Why Should You Read A Case of the Exploding Mangoes?
In Salman Rushdie’s Shame, the character of Raza Hyder was caricatured to represent Zia ul-Haq. Similarly, writers in the west have shown a fascination for re-imagining their zealous leaders, from Claudius to Adolf Hitler. Hanif’s book gives us a similar portrait of a leader who is plagued by his own suspicions. The former Pakistan president is never at peace despite his frenzied readings of the Koran every day because he is always suspicious – this description drips with slapstick satire and intrigue.
That doesn’t, however, mean that the former President is portrayed as a black-and-white character, helping garb the writer’s own political leanings in the process. He is portrayed as someone fearing his wife’s whimsical behavior to listening to a maulvi tell him how to bring justice in the case of a blind rape victim and lying down on his stomach to face the country’s flag while a doctor’s fingers probe his arse. He is caricatured as a human being with a blasphemous thinking process who is very much real, stubborn, and God-fearing, an oft-forgotten characteristic of most world leaders.
Hanif’s book helps etch out this raw portrait of the former President. Further, the story isn’t shaped to address the global political scenario that Pakistan found itself in during the reign of Zia ul-Haq. The reality of this novel takes place in the bylanes and torture chambers of Pakistan, especially the wryly crafted love story between Ali and Obaid, making this a lighter read for the lovers of thrilling but politically unambiguous historical fiction. Interestingly, this is also the image of a country belonging to the South-Asian subcontinent that carefully forgoes its stereotypes – bombs, jihads, hatred for India – only to draw on the larger socio-political forces (read: leaders and their actions), which may be responsible for validating these popular beliefs.

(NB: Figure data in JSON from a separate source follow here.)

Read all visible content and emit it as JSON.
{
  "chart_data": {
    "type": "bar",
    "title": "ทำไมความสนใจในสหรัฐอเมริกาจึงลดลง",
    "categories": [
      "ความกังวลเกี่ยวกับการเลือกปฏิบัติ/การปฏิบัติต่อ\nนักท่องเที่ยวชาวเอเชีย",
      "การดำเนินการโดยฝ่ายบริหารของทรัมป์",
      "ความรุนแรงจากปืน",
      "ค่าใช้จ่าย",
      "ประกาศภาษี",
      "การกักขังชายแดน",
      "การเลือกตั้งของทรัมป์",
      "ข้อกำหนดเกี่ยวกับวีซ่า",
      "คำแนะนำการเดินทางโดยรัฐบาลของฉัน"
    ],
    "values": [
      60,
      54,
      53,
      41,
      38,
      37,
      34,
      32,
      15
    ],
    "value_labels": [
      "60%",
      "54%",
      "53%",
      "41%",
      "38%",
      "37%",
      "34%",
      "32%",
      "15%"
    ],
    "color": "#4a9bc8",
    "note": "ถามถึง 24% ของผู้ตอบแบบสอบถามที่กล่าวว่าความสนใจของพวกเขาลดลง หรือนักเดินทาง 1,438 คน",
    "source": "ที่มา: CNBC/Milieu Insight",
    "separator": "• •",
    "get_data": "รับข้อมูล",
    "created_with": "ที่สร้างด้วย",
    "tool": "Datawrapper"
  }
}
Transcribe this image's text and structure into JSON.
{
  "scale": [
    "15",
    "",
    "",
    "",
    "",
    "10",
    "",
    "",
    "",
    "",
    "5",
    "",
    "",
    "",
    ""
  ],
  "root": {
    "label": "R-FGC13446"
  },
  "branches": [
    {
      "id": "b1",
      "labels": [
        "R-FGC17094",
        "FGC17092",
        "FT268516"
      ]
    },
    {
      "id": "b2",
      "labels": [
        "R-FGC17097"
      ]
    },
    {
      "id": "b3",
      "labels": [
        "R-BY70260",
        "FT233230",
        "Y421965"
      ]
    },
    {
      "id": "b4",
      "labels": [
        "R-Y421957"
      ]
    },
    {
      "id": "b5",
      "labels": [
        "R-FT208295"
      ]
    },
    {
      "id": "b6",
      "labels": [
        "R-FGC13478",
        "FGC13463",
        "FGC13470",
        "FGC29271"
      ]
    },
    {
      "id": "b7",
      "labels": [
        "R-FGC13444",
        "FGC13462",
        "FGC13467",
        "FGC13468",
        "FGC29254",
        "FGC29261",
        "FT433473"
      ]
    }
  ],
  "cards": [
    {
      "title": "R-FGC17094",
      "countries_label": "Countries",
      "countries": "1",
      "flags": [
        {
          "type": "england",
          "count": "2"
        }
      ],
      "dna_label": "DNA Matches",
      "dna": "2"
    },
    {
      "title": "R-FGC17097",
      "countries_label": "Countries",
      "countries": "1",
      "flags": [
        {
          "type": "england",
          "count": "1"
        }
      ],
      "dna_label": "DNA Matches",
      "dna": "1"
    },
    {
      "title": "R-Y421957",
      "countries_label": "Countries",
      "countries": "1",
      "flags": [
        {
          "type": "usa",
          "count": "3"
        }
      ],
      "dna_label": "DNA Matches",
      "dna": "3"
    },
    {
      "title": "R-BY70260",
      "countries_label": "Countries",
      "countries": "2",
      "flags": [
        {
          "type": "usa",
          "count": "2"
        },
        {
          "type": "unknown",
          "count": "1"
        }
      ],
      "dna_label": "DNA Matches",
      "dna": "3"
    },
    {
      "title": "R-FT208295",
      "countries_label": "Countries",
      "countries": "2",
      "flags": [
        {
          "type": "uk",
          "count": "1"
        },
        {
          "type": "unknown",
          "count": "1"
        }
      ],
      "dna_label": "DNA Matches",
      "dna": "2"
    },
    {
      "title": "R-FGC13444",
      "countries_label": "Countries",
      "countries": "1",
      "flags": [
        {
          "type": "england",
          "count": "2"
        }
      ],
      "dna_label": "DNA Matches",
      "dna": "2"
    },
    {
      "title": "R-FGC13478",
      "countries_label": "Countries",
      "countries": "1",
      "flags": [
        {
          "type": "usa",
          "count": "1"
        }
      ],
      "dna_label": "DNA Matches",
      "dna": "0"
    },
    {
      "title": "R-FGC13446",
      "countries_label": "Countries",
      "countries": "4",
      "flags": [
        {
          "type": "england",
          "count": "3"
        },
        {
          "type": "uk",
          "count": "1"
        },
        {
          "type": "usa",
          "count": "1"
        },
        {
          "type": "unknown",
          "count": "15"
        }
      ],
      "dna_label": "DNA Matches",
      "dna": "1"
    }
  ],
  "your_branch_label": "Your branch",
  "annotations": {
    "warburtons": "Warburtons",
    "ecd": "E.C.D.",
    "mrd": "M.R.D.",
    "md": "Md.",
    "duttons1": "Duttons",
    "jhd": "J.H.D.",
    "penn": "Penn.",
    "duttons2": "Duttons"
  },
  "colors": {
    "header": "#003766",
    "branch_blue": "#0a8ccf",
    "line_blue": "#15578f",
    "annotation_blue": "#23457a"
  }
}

Critical Acclaim of the Book
A Case of the Exploding Mangoes (2008) won the Commonwealth Book Prize in the debut book category in 2009 and the Shakti Bhatt First Book Prize in 2008. It was longlisted for the Man Booker Prize in 2008 and shortlisted for the Guardian First Book Award in 2008. The New York Times even called the book out for its “eerie timeliness” and established Hanif’s commanding presence as a fiction writer in the scope of global literature.